I know talking about this openly isn’t easy, but it helps when someone who understands what you are going through shares their experiences as well. That’s why this post is here – so we can all learn more and find ways to better deal with excessive picking disorder together.
I can definitely relate to what you are going through. I’ve been dealing with similar issues for about 2 years now, and it can be quite overwhelming. It’s great that you are taking proactive steps like deep breathing or exercise to help yourself not give in to the urge sometimes, as those activities have really helped me too.
I know the feeling of having no control over your reactions and the guilt afterwards, and it’s hard not to think that these feelings will never go away. If I’m ever feeling overwhelmed by my impulse control difficulties, talking it out helps me so much. So if you ever feel like you need someone to talk to or just need an understanding ear, don’t hesitate to reach out.
We understand each other here and want the best for everyone – so hang in there!
Hey, I totally understand what you’re going through. I’ve struggled with excessive picking too and it can feel like an endless cycle of guilt and frustration. It’s great that you’re trying different strategies to distract yourself from the urge, like deep breathing and going for a run. That shows real determination and strength. And progress, no matter how small, is still progress. Don’t be too hard on yourself when there are setbacks – it’s all part of the process. Keep reaching out for support and sharing your experiences. Talking openly about it is tough, but it really does help. We’re all in this together and we can definitely find ways to better manage this disorder. Hang in there!

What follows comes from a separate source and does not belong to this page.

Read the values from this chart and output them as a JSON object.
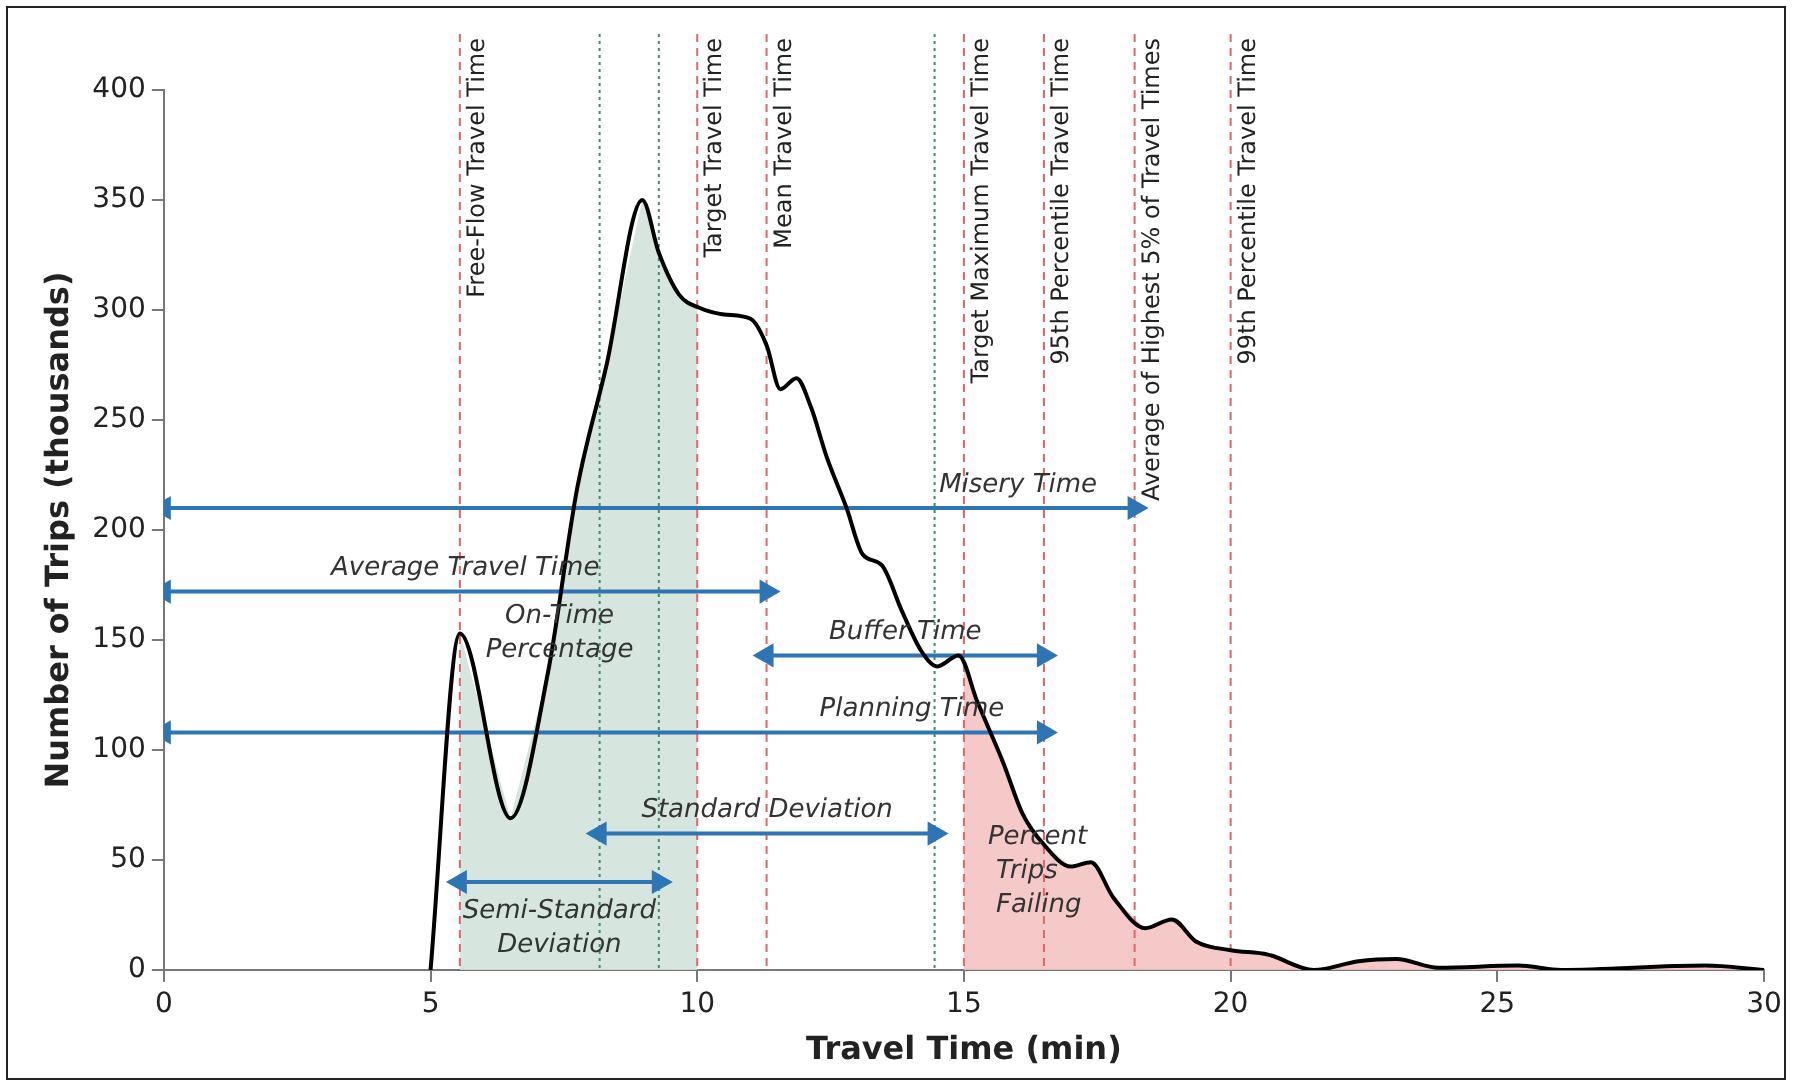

Hey there, I totally understand what you’re going through. I’ve struggled with excessive picking disorder too, and it’s been tough. It’s great that you’re doing whatever you can to prevent the urge, like deep breathing and going for a run - those are really good coping strategies. And the fact that you’ve seen some successes is awesome. I know it can feel like all progress is lost when the compulsion takes over again, but try to remember that setbacks are a normal part of recovery. Keep reaching out for support, whether it’s here on the forum or through therapy or support groups. You’re not alone in this, and talking openly about it is a big step. Hang in there and keep fighting the good fight - you’ve got this!